By Stephen Vaughan,, 20th Century Fox
Taking a swing at the facts: Benjamin Walker's 16th president starts hunting vampires after one kills his mother in Abraham Lincoln: Vampire Hunter.
By Brian Truitt, USA TODAY
Benjamin Walker always feels a little simpatico with Abraham Lincoln, even while swinging a rubber ax and breaking hotel-room lamps or sitting in a makeup chair just before doing the Gettysburg Address.
The actor plays the 16th president from age 19 until his 50s, when he led the country - with a lot of monster-chopping in between - in Abraham Lincoln: Vampire Hunter, in theaters Friday and based on author Seth Grahame-Smith's literary mashup.
The Lincoln who Walker favored was not the one battling an undead vampire army. It was instead the man who had just realized his power as an orator, politician and lawyer.
"He's really coming into his own and realizing that he can make a difference and that somebody needs to very quickly because the country is in turmoil," says Walker, 29.
The 6-foot-3, Georgia-bred stage actor is coming into his own himself as a film star - he already had "stand-up comedian" and "Meryl Streep's son-in-law" under his belt.
Starring in Vampire Hunter looks to be his breakthrough, after roles in other historical fare such as Flags of Our Fathers and Kinsey. And Lincoln isn't even his first president: Walker starred as "Old Hickory" in the title role of the Broadway musical Bloody Bloody Andrew Jackson, which is where Vampire Hunter director Timur Bekmambetov first saw him.
"He's very energetic and ironic and smart and physical," Bekmambetov says. "It's hard to be organic and to be believable in this role."
Playing Jackson helped Walker develop his research chops, he says, which helped in determining which Lincoln books were best suited to the movie. Lincoln's Melancholy, about how he dealt with death and depression, informed Walker far more than Doris Kearns Goodwin's politics-heavy Team of Rivals.

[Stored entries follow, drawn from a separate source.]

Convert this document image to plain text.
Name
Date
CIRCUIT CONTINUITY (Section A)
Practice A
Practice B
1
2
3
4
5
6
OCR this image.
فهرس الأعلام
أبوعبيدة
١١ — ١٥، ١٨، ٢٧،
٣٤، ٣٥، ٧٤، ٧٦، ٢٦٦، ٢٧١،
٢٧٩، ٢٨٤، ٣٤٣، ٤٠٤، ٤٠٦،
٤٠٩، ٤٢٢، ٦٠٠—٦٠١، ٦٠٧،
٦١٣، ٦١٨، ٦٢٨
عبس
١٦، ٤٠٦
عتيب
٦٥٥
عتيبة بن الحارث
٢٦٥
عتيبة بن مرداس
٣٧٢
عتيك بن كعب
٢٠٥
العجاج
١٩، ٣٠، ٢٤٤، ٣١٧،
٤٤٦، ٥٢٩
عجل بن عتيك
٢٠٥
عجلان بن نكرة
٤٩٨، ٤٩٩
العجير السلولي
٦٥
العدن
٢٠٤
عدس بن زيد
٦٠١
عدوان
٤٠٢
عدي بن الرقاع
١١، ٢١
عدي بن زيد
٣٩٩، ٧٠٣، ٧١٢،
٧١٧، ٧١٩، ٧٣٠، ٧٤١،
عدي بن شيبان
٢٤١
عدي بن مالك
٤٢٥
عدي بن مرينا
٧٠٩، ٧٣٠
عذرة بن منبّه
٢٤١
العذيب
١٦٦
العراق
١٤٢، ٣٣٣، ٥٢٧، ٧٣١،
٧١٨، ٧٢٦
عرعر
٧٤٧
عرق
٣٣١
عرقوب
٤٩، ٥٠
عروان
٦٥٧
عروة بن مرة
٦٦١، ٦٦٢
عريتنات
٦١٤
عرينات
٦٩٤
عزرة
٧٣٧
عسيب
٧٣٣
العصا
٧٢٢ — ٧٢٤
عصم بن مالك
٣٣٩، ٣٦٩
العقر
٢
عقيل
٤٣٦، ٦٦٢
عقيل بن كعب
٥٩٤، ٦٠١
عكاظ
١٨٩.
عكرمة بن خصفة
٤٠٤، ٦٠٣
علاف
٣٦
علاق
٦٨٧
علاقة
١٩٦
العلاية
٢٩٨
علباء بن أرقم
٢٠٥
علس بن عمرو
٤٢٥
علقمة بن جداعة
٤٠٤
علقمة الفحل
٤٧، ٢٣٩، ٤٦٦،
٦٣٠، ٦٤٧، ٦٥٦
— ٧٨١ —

"He educated himself, he was born in a log cabin and really lived the American dream," Walker says.
He also found a kinship with Lincoln in hearing the accounts of him staying out late and cracking up tavern folk.
"That's the kind of Lincoln we don't know much about," Walker says. "We need to think of him as a human being - somebody with a sense of humor and someone who was willing to be ridiculous and funny."